The Tokyo Trials, formally the International Military Tribunal for the Far East (IMTFE), were convened in Tokyo from May 1946 to November 1948 to try senior Japanese political and military leaders for offenses committed before and during the Second World War. The tribunal was established by a special proclamation issued by General Douglas MacArthur, the Supreme Commander for the Allied Powers (SCAP), on 19 January 1946, and modeled in structure on the Nuremberg Charter agreed by the Allies in 1945.
Eleven judges sat on the bench, drawn from Australia, Canada, China, France, India, the Netherlands, New Zealand, the Philippines, the Soviet Union, the United Kingdom, and the United States. The Australian jurist Sir William Webb presided. Twenty-eight defendants were indicted, including former prime minister Hideki Tōjō, foreign minister Kōki Hirota, and several generals and senior officials. Charges fell into three broad classes: Class A (crimes against peace, including waging aggressive war), Class B (conventional war crimes), and Class C (crimes against humanity).
The tribunal delivered its judgment in November 1948. All remaining defendants were convicted; seven, including Tōjō and Hirota, were sentenced to death by hanging and executed at Sugamo Prison on 23 December 1948. Others received life or fixed-term imprisonment.
The proceedings remain contested. Indian judge Radhabinod Pal issued a lengthy dissent rejecting the legal basis of the aggression charges and acquitting all defendants. Critics also note that Emperor Hirohito was not indicted, that the use of atomic weapons and Allied area bombing were not examined, and that biological-warfare research by Unit 731 was effectively shielded.

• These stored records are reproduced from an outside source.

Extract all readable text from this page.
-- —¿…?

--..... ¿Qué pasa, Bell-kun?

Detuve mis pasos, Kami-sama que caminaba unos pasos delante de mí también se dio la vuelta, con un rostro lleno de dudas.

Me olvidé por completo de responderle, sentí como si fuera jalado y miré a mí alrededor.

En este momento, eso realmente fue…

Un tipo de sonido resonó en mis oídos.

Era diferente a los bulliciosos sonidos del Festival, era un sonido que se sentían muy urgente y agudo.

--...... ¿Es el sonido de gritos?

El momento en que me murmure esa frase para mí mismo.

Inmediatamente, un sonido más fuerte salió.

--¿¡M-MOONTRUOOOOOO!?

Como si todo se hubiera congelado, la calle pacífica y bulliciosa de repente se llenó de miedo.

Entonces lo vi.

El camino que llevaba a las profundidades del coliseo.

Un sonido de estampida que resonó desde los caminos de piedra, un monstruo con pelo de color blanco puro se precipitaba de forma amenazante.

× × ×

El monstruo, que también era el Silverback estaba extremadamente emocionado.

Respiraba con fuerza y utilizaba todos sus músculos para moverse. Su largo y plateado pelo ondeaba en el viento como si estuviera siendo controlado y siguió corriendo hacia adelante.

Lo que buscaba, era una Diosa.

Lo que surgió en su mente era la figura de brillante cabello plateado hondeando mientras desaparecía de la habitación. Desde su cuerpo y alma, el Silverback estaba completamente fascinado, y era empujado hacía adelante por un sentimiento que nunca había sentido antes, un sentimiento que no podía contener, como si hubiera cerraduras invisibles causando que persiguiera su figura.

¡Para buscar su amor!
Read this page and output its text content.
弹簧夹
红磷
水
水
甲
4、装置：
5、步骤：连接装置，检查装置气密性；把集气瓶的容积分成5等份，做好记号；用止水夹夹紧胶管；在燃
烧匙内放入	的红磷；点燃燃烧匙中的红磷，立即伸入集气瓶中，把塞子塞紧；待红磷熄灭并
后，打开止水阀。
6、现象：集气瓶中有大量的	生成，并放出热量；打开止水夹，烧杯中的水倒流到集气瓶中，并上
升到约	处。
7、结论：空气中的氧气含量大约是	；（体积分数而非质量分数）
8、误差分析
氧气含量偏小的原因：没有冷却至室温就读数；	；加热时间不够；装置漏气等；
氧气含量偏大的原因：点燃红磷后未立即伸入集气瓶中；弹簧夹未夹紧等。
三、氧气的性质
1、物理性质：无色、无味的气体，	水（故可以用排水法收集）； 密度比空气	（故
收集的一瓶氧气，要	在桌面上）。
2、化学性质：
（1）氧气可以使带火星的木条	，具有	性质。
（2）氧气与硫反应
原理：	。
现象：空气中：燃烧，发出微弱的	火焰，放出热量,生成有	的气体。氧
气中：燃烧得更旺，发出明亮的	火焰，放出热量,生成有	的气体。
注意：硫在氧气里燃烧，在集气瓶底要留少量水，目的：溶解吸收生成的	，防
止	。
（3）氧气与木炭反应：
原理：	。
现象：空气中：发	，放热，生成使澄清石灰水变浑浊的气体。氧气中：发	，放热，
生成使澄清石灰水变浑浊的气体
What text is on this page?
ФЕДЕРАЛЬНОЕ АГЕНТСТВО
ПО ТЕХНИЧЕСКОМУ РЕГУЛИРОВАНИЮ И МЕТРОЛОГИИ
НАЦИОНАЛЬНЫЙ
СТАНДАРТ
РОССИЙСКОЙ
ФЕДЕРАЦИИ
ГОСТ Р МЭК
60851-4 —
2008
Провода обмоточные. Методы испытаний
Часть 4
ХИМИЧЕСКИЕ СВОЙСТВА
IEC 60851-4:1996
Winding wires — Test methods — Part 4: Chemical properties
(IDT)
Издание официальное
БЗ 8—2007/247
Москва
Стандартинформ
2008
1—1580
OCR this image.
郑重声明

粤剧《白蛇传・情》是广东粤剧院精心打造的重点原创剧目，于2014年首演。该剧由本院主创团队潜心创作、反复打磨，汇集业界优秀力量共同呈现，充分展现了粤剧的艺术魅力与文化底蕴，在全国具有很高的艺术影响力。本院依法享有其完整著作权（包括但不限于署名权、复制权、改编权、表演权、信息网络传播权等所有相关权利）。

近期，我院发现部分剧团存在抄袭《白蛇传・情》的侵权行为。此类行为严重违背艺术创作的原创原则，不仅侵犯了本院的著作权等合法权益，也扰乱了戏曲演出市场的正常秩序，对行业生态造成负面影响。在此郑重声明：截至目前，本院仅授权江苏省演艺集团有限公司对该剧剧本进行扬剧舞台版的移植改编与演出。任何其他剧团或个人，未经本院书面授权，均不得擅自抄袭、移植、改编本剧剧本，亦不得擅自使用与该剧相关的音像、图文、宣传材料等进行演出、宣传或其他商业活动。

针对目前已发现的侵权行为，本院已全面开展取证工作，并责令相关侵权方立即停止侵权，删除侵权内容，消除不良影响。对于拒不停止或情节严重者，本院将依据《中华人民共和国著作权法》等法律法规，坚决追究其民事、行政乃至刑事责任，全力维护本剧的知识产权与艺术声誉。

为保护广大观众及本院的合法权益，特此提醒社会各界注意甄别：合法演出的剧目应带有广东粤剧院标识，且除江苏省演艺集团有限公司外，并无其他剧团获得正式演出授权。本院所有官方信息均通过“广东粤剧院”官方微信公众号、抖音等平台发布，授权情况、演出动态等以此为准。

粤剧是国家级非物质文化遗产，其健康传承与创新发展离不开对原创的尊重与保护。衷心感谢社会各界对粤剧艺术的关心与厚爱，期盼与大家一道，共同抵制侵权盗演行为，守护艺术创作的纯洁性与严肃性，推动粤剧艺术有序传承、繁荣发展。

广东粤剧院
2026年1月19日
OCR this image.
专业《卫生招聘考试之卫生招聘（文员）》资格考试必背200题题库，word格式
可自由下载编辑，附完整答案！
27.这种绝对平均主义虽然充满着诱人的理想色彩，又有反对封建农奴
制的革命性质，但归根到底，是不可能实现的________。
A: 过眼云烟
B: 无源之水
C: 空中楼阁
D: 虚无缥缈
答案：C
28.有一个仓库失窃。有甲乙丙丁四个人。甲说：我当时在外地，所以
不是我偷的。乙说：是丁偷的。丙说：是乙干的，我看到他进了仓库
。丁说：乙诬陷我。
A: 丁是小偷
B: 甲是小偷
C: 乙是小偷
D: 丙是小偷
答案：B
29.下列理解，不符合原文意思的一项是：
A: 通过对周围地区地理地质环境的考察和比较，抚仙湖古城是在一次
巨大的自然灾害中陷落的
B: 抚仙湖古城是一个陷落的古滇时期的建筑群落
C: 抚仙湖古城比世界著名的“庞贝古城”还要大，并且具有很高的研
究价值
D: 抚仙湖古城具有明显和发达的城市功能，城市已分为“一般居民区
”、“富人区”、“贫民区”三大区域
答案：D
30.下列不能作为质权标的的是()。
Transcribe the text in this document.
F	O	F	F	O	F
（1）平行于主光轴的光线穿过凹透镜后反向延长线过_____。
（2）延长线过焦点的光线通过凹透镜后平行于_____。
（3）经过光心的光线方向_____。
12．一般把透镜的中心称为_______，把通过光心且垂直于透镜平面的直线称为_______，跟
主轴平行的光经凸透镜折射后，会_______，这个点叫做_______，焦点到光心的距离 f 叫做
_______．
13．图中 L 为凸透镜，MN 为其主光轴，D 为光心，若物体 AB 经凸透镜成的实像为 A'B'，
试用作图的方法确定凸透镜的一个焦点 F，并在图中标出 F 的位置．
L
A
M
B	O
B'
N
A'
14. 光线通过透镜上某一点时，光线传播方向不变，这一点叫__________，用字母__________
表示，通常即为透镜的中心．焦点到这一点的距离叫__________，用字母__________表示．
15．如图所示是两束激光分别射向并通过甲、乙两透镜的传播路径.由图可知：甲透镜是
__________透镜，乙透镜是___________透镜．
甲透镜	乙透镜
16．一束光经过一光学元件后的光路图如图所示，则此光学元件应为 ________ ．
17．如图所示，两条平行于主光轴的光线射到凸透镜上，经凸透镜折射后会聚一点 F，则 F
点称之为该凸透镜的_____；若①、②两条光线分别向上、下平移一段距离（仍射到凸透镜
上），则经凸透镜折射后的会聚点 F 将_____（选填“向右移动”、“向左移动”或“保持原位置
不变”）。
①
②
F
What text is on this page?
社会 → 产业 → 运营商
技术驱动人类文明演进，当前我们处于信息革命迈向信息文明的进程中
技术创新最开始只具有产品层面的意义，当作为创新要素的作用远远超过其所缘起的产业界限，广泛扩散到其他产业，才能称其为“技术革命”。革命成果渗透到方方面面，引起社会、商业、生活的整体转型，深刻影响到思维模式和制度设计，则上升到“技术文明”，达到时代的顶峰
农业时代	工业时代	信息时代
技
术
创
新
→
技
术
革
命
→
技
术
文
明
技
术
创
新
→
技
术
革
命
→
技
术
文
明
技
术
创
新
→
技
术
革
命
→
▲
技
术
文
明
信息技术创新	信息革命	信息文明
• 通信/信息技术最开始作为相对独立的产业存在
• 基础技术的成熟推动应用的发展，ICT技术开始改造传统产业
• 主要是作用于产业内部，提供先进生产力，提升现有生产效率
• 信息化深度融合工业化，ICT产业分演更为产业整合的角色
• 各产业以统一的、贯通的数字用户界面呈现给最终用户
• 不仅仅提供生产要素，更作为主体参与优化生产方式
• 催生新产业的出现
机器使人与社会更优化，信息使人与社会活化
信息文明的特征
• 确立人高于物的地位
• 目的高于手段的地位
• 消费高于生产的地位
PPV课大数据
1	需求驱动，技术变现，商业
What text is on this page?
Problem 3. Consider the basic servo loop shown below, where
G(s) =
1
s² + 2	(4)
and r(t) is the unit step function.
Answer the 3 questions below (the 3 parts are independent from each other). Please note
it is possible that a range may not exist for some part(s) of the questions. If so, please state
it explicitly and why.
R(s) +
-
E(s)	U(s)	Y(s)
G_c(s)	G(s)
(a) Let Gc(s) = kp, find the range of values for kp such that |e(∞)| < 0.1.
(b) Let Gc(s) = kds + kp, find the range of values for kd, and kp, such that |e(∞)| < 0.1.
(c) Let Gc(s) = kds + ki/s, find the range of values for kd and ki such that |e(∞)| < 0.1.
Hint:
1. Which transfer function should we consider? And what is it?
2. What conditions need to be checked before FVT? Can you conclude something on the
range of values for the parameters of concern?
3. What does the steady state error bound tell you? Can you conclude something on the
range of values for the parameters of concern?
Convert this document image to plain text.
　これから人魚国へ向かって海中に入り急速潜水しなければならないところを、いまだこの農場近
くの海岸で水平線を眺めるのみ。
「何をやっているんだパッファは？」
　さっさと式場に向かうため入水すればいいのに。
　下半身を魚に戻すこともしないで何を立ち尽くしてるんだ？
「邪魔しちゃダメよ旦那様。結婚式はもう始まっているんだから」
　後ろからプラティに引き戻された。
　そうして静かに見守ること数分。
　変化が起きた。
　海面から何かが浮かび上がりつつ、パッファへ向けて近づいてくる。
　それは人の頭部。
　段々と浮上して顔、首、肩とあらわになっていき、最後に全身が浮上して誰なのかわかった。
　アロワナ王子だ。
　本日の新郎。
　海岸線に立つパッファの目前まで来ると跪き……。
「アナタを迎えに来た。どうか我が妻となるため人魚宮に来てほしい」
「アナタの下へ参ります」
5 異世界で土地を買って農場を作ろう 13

Despite these criticisms, the Tokyo Trials—alongside Nuremberg—are foundational precedents for modern international criminal law, influencing the statutes of the ICTY, ICTR, and the Rome Statute of the International Criminal Court.
Example
In November 1948, the IMTFE sentenced former Japanese Prime Minister Hideki Tōjō to death for his role in initiating aggressive war in the Pacific.
Frequently asked questions
General MacArthur and the U.S. occupation authorities decided that prosecuting Hirohito would destabilize Japan and complicate the occupation, so he was granted immunity and retained as a constitutional monarch.